Description
Next to fever and diarrheal illness, skin problems are the third most frequent medical problem in returned travelers reported to travel and tropical medicine clinics (1). Insect bites, not infrequently associated with secondary infection, are by far the most common dermatologic problem (2). Occasionally, a hypersensitivity reaction to bites may occur, leading to persistent or waxing and waning signs and symptoms or pruritic papular lesions lasting many months. Topical steroids and antihistamines may be helpful. Scabies must always be a consideration in the case of a generalized pruritic, papular rash.
NODULAR LESIONS
Recurrent pyoderma, in the form of furunculosis, may occur independently of bites as a result of colonization of the skin and nasal mucosa with Staphylococcus aureus. An intranasal anti-staphylococcal antibiotic (e.g., mupirocin)—alone or in combination with rifampin and an additional anti-staphloccocal agent—may be recommended to attempt eradication of colonization. Another painful boil-like lesion, often acquired in Africa and Latin America, is caused by an infection with the larval stage of the Tumbu (Cordylobia anthropophaga) or bot fly (Dermatobium hominis), respectively. The presence of a small, central punctum that allows the maggot to breath differentiates this condition (myiasis) from a boil. The stoma may be occluded with petrolatum jelly for one or more hours until the larva can be pulled or squeezed out (3). Another ectoparasite that produces a nodular, subcutaneous lesion on the foot is the sand flea (Tunga penetrans). Tungiasis is characterized by a painful, nodular lesion (with a central dark spot), which is actually the enlarged and egg-filled female sand flea uterus. Extracting the flea surgically is the treatment of choice.
LINEAR LESIONS
Of the linear lesions, cutaneous larva migrans, an infection with a dog or cat hookworm, is the most frequent. Infection is characterized by a very pruritic, serpiginous, linear lesion that migrates within the skin at the rate of 2-4 cm per day, most frequently on the feet.

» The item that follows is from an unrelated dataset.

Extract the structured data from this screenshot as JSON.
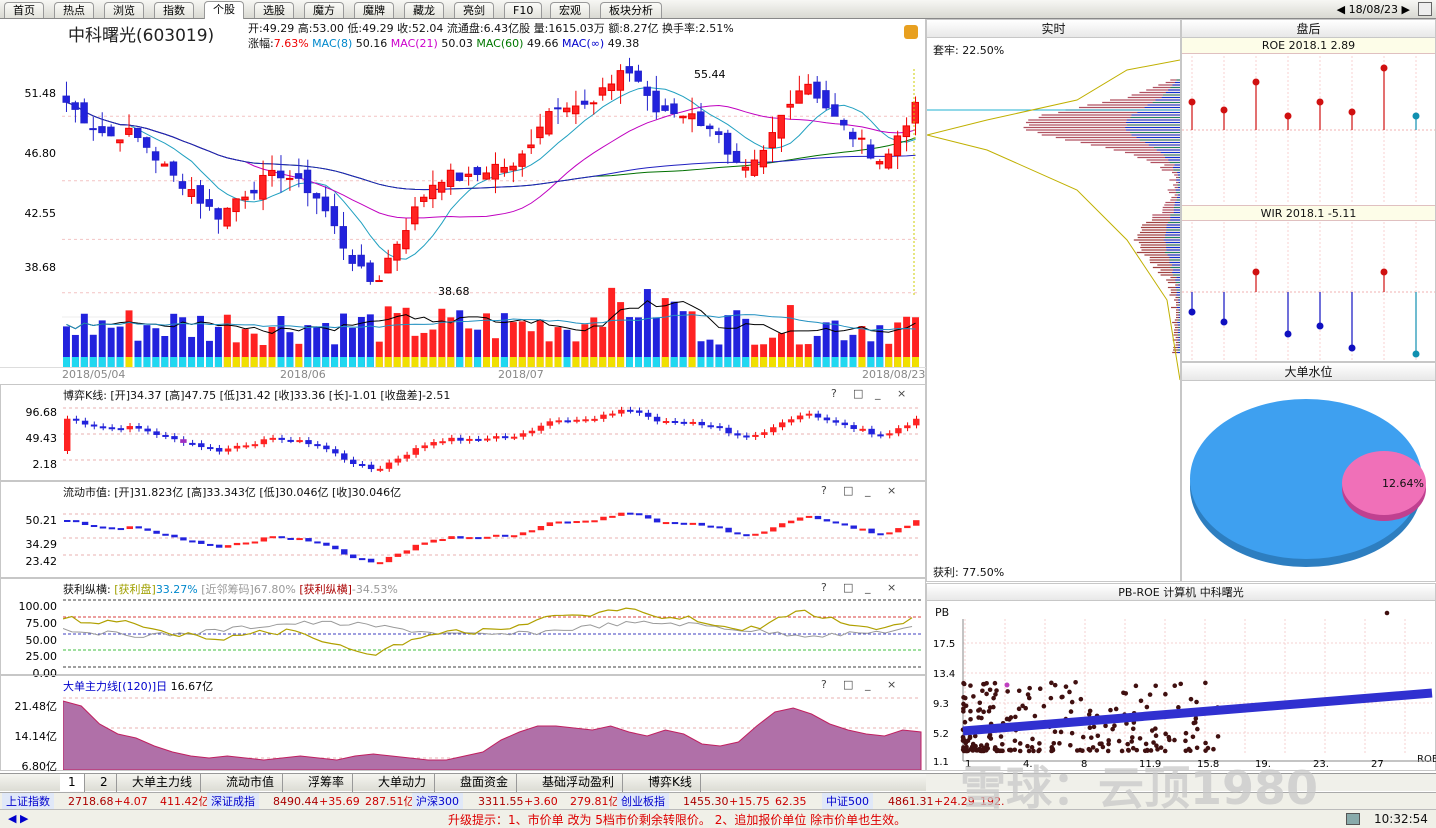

Occasionally, bullous formation, as a result of a severe inflammatory reaction, may lead to painful lesions. Treatment is with albendazole or ivermectin (4). When lime juice or another plant-derived psoralen comes in contact with the skin, an exaggerated sunburn may occur (phytophotodermatitis), giving rise to a linear, almost straight, asymptomatic lesions followed by hyperpigmentation. The pigment colour may take many weeks to resolve (5).
SKIN ULCERS
In patients who present with persistent cutaneous ulcers, the diagnosis of leishmaniasis (see the Leishmaniasis section of this chapter) must be considered. This chronic, often painful ulcer with heaped-up margins is acquired by the bite of a sand fly, most often in Latin America. It must be distinguished from pyodermas, mycobacterial, and subcutaneous fungal infections. Diagnosis is made by culture of a scraping of the base of the lesion, biopsy, and serology. The use of local or systemic therapy will be determined by knowing the likely species of the parasite and the cosmetic effect of the lesion (6).
FEVER AND RASH
Fever and rash in returned travelers is most often due to a viral infection, with dengue being the most frequent ‘exotic’ infection. Enteroviruses, such as Echovirus and cocksackie virus, hepatitis B, measles, Epstein-Barr virus, typhus, leptospirosis, HIV, and chikungunya fever are but a few of the systemic infections that must be considered. Rickettsial infections as well often present with fever and diffuse rash, or an eschar, in the case of some of the tick-borne diseases. Hemmorhagic fevers are of particular concern because of the need for rapid treatment, as in the case of meningococcal meningitis, and the public health risks associated with Lassa fever, Marburg, and Ebola viruses (7, 8).